Aujourd'hui Taine parle, d'une manière très intéressante, de longues heures de sa jeunesse, passées dans une chambre où il y avait un cent de fagots, un squelette recouvert d'une lustrine, une armoire pour serrer les vêtements, un lit, deux chaises. C'était la chambre d'un ami, d'un élève en médecine, d'un interne d'hôpital d'enfants, lequel s'était voué à des recherches remontant des enfants aux familles, un homme du plus grand avenir, mort à Montpellier à vingt-cinq ans.

Là, dans cette chambre et d'autres pareilles, Taine dit que les plus hautes questions, des questions encore plus révolutionnaires que celles agitées ici, étaient discutées avec une énergie, une audace, une violence, enfin avec ce qui monte dans la tête et les idées d'une jeunesse qui ne vit pas, qui ne s'amuse pas, qui ne jouit pas. Car cette jeunesse de Taine et de sa génération n'a point eu de jeunesse, elle a grandi dans une espèce de macération, en compagnie du travail, de la science, de l'analyse, au milieu de débauches de lectures, et ne pensant qu'à s'armer pour la conquête de la société! Ainsi, n'ayant pas vécu de la vie humaine, ne s'étant point mêlée à l'homme et à la femme, et ayant cherché à tout deviner par les livres, cette génération a fait et devait faire surtout des critiques.

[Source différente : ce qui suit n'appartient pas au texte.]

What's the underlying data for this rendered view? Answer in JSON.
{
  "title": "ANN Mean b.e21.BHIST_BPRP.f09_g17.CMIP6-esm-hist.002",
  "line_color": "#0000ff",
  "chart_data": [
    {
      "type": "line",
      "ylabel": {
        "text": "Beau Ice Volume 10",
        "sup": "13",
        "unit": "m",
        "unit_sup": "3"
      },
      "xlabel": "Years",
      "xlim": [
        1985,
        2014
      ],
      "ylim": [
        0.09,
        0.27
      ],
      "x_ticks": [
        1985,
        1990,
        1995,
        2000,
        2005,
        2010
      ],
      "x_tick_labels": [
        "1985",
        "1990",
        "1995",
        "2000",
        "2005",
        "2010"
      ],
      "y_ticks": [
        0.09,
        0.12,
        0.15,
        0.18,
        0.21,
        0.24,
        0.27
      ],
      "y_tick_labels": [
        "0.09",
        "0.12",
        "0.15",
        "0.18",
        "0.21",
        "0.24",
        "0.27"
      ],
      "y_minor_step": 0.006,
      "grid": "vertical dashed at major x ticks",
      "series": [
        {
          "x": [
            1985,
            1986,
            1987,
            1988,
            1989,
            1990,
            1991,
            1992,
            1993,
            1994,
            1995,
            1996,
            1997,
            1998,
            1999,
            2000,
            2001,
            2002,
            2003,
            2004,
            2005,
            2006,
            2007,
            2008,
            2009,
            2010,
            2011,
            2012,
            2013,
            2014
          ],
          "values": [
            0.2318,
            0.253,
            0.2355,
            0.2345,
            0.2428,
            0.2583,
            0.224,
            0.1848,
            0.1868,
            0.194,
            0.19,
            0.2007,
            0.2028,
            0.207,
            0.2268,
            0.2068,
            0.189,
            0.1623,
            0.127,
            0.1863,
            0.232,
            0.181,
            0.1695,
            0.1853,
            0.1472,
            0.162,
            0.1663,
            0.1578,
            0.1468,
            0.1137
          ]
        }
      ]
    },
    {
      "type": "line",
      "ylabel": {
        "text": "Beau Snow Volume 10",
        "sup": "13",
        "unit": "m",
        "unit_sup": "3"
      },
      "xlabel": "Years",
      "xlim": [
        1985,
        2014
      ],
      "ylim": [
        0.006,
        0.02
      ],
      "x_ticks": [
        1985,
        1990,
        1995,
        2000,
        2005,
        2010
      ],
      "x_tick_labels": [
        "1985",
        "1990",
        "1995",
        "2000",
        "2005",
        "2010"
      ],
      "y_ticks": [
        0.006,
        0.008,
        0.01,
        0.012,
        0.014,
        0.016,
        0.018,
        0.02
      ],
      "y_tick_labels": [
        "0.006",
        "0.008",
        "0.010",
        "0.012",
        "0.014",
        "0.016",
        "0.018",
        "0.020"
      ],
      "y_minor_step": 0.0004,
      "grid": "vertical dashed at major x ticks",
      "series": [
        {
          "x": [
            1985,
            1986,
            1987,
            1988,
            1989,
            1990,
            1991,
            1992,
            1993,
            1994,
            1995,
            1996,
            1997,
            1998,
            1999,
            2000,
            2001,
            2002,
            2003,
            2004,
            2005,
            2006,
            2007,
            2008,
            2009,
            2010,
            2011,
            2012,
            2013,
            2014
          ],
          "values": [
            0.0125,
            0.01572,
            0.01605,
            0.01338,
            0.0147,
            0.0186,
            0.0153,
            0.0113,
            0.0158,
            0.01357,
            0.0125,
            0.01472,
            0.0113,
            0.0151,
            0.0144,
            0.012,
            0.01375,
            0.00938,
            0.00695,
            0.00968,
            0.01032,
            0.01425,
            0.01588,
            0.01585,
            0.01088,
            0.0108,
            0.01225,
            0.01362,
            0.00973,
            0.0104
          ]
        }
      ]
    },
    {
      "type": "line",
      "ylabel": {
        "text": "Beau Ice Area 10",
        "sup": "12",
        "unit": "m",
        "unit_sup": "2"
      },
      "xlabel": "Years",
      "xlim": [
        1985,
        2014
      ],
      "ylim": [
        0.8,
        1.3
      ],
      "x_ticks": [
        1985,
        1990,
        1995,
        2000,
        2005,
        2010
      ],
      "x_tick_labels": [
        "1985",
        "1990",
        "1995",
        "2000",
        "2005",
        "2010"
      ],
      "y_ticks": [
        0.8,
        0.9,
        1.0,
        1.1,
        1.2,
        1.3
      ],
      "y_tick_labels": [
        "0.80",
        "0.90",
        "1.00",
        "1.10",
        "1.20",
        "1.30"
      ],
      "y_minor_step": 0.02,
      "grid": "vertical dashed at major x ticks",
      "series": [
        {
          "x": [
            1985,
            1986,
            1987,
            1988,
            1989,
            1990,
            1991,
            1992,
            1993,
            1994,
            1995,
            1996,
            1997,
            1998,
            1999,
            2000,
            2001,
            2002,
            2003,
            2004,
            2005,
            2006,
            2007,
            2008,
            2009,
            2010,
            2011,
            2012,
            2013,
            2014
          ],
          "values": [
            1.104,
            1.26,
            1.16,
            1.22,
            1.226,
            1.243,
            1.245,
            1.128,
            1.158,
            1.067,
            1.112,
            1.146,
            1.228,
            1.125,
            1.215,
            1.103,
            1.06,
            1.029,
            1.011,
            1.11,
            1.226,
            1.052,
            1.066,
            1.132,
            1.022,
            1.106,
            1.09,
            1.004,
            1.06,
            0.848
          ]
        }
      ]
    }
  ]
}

Au milieu de l'exposition de sa vie de travail et de privation d'amour, dans le sens élevé du mot, Taine est interrompu par Gautier qui jette: «Tout cela est une théorie du renoncement stupide... La femme, prise comme purgation physique ne vous débarrasse pas de l'aspiration idéale... Plus on se dépense, plus on acquiert... Moi, par exemple, j'ai fait faire une bifurcation à l'école du romantisme, à l'école de la pâleur et des crevés... Je n'étais pas fort du tout. J'ai écrit à Lecour de venir chez moi et je lui ai dit: «Je voudrais avoir des pectoraux comme dans les bas-reliefs et des biceps hors ligne.» Lecour m'a un peu _tubé_ comme ça... «Ce n'est pas impossible», m'a-t-il dit... Tous les jours, je me suis mis à manger cinq livres de mouton saignant, à boire trois bouteilles de vin de Bordeaux, à travailler avec Lecour deux heures de suite... J'avais une petite maîtresse en train de mourir de la poitrine. Je l'ai renvoyée. J'ai pris une grande fille, grande comme moi. Je l'ai soumise à mon régime, bordeaux, gigot, haltères... Voilà, et j'ai amené avec un coup de poing sur une tête de Turc--et encore sur une tête de Turc neuve--j'ai amené 520... Aussandon qui a étouffé un ours à la barrière du Combat, pour défendre son chien, et qui, de là, est allé laver à la pompe ses entrailles--un gaillard, n'est-ce pas?--n'a jamais pu arriver qu'à 480.»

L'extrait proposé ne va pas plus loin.